I started diving in the late 50's. No certification required, heck I bought my first scuba gear from J.C. Penny Healthways brand. I was finally certified in the mid 70's with NASDS, we did the dive into the pool and put all the gear on, everything was put on the bottom of the pool, Open water we did ditch and don's swap masks, turn the air valve off and everything else our instruction could figure out, even a regulator failure where we took the bc off and took the regulator off the tank and breathed from the bubbles directly from the tank. They use to teach you about any type of emergency you could have. OOA accends. Also the courses were a lot longer in length (weeks instead of days). We all had a lot of fun in these classes and looked forward to them. More pool sessions, more classroom than today, more open water sessions.
I guess there were too many problems and they just keep taking necessary things out of the courses to make them easier. My dad taught us to dive in the late fifties and he was a navy instructor, now that man had no mercy!!!!! I think he expected us to be UDT. Course the Navy tables were the bible and even though I have a computer and have dove with one since the ScubaPro bend-o-matic, have always double checked againist the tables, then the NASDS wheel, and I now have a PADI calculator. I have had a few things happen through the years and have never paniced (knock on wood), I do give the training my dad gave me and the lengthy NASDS training the credit for this.

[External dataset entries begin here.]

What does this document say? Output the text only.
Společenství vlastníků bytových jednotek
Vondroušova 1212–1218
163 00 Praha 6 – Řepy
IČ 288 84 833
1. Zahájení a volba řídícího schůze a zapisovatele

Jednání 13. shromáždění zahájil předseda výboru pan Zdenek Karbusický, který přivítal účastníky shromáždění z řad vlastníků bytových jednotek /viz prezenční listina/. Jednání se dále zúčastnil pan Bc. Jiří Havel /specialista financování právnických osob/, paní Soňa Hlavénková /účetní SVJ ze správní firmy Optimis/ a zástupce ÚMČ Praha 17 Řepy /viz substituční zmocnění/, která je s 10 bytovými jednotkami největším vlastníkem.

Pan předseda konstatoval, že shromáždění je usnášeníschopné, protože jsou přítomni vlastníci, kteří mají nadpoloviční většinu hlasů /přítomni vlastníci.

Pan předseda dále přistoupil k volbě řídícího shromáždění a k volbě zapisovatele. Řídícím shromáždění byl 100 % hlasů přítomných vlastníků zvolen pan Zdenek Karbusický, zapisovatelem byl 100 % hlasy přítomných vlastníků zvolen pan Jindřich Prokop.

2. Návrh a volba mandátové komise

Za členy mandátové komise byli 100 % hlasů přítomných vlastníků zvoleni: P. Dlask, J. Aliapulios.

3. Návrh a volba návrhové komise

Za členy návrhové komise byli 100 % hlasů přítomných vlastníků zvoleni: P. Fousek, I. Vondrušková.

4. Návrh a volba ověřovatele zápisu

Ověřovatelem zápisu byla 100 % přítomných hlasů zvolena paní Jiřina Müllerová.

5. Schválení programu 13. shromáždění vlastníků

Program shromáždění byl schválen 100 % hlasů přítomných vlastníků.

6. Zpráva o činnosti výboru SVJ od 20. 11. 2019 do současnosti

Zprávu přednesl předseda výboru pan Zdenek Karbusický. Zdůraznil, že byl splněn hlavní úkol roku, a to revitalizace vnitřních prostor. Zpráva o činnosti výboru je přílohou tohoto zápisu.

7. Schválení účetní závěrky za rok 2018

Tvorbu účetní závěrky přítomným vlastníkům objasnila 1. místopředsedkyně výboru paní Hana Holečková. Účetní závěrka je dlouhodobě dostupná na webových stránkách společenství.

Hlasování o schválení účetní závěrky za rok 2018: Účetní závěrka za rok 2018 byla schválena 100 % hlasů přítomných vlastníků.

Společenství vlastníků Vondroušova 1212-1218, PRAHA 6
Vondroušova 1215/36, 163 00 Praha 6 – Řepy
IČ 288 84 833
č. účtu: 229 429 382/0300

I do not see where a two day course and a dive can give you a dive certification. I have done a lot of resort diving through the years and have seen so called certified divers not have the slightest idea about most anything, they even have problems putting their gear together. I just remain quite and in the corner, if you offer to help then you become their instant buddy sad to say. I end up diving alone which I prefer in a lot of these cases.